I'm currently trying to, easily, stream messages from a Topic on one Kafka cluster to another one (Remote -> Local Cluster).
The idea is to use Kafka-Streams right away so that we don't need to replicate the actual messages on the local cluster but only get the "results" of the Kafka-Streams processing into our Kafka-Topics.
So let's say the WordCount demo is on one Kafka-Instance on another PC than my own. I also have a Kafka-Instance running on my local machine.
Now I want to let the WordCount demo run on the Topic ("remote") containing the sentences which words should be counted.
The counting however should be written to a Topic on my local system instead of a "remote" Topic.
Is something like this doable with the Kafka-Streams API?
E.g.
val builder: KStreamBuilder = new KStreamBuilder(remote-streamConfig, local-streamconfig)

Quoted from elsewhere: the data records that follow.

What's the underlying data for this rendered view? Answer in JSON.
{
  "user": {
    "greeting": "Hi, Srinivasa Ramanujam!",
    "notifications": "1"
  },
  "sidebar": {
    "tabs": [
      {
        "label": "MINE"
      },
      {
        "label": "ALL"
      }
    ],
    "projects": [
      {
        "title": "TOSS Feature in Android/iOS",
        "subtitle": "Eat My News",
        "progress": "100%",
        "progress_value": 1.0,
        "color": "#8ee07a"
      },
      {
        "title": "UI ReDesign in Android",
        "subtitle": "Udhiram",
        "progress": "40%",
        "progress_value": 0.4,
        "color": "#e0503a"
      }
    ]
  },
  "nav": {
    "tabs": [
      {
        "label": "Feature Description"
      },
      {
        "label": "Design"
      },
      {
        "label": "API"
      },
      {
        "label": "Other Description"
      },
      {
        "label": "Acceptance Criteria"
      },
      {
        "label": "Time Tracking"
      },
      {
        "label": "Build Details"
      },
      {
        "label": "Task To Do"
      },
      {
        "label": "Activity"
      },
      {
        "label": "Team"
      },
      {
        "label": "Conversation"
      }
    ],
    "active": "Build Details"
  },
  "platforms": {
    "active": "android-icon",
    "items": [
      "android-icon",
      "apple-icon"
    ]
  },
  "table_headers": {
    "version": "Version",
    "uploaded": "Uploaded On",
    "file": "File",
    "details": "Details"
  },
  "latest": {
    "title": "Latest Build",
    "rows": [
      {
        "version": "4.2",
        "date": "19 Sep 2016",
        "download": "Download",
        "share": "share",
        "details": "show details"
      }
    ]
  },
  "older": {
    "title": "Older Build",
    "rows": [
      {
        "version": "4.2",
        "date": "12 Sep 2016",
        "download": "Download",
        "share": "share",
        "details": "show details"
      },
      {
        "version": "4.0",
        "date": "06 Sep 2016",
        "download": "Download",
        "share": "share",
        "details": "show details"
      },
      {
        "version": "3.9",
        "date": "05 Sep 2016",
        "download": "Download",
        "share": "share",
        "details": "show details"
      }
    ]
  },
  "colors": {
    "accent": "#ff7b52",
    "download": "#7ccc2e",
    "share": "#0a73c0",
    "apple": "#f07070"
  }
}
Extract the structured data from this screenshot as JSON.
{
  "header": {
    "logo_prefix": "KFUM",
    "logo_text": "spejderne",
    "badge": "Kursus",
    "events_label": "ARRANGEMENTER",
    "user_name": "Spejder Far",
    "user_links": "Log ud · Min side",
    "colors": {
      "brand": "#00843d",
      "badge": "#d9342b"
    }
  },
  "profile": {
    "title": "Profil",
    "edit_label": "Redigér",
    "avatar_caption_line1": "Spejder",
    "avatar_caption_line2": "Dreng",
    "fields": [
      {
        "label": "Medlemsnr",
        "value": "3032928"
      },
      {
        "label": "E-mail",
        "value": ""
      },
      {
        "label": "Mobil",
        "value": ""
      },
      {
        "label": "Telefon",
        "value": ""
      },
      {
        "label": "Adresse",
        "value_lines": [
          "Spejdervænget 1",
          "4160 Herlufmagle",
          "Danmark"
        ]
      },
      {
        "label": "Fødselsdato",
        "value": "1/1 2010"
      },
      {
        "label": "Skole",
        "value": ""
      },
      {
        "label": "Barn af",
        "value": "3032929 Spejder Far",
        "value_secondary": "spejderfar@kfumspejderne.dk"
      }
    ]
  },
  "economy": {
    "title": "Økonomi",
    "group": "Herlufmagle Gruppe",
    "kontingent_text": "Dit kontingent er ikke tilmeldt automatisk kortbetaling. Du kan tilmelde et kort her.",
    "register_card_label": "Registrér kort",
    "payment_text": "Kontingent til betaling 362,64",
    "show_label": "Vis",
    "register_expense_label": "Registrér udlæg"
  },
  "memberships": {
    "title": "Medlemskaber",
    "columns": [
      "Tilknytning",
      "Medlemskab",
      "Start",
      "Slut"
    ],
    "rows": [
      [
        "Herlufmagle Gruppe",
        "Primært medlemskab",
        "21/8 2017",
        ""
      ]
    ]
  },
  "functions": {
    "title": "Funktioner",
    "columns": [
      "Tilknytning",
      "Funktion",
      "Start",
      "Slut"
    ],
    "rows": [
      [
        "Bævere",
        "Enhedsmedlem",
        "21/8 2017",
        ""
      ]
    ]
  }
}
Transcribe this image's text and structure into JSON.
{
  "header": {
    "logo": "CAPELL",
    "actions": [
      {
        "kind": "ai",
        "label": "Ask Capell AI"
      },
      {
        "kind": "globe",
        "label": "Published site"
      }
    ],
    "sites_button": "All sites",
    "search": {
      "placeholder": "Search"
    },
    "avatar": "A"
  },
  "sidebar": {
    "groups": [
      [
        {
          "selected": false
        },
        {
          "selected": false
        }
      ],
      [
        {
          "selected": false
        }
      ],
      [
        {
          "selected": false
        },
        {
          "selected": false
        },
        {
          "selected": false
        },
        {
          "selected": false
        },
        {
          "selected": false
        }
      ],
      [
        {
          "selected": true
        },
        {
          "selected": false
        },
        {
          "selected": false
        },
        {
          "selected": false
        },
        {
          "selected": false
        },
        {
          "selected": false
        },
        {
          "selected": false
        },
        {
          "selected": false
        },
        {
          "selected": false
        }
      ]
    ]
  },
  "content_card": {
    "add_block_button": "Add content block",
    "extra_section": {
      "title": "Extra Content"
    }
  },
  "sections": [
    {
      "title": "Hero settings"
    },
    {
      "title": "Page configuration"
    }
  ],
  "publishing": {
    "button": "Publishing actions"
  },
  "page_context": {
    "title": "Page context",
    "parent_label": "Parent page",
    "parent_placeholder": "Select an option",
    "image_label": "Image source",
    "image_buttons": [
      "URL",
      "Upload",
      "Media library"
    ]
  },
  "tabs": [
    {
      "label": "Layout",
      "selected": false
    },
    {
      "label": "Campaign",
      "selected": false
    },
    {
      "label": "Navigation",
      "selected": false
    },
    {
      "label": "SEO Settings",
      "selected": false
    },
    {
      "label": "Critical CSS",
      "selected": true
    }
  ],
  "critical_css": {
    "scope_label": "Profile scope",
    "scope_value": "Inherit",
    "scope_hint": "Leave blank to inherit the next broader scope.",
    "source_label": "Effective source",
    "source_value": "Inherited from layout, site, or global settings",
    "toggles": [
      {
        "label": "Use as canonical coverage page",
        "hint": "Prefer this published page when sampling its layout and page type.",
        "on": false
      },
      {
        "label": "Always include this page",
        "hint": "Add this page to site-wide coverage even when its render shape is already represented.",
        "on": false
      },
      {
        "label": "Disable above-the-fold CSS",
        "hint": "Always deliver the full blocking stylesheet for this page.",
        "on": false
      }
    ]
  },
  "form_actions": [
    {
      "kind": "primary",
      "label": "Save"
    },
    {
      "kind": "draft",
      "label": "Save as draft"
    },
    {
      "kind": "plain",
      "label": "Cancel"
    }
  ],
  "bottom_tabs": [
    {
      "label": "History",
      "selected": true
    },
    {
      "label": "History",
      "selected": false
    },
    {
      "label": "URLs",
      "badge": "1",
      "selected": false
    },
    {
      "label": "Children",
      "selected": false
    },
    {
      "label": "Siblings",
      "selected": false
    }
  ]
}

val textLines: KStream[String, String] = builder.stream("remote-input-topic",
remote-streamConfig)
val wordCounts: KTable[String, Long] = textLines
.flatMapValues(textLine => textLine.toLowerCase.split("\\W+").toIterable.asJava)
.groupBy((_, word) => word)
.count("word-counts")
wordCounts.to(stringSerde, longSerde, "local-output-topic", local-streamconfig)
val streams: KafkaStreams = new KafkaStreams(builder)
streams.start()
Thank you very much
- Tim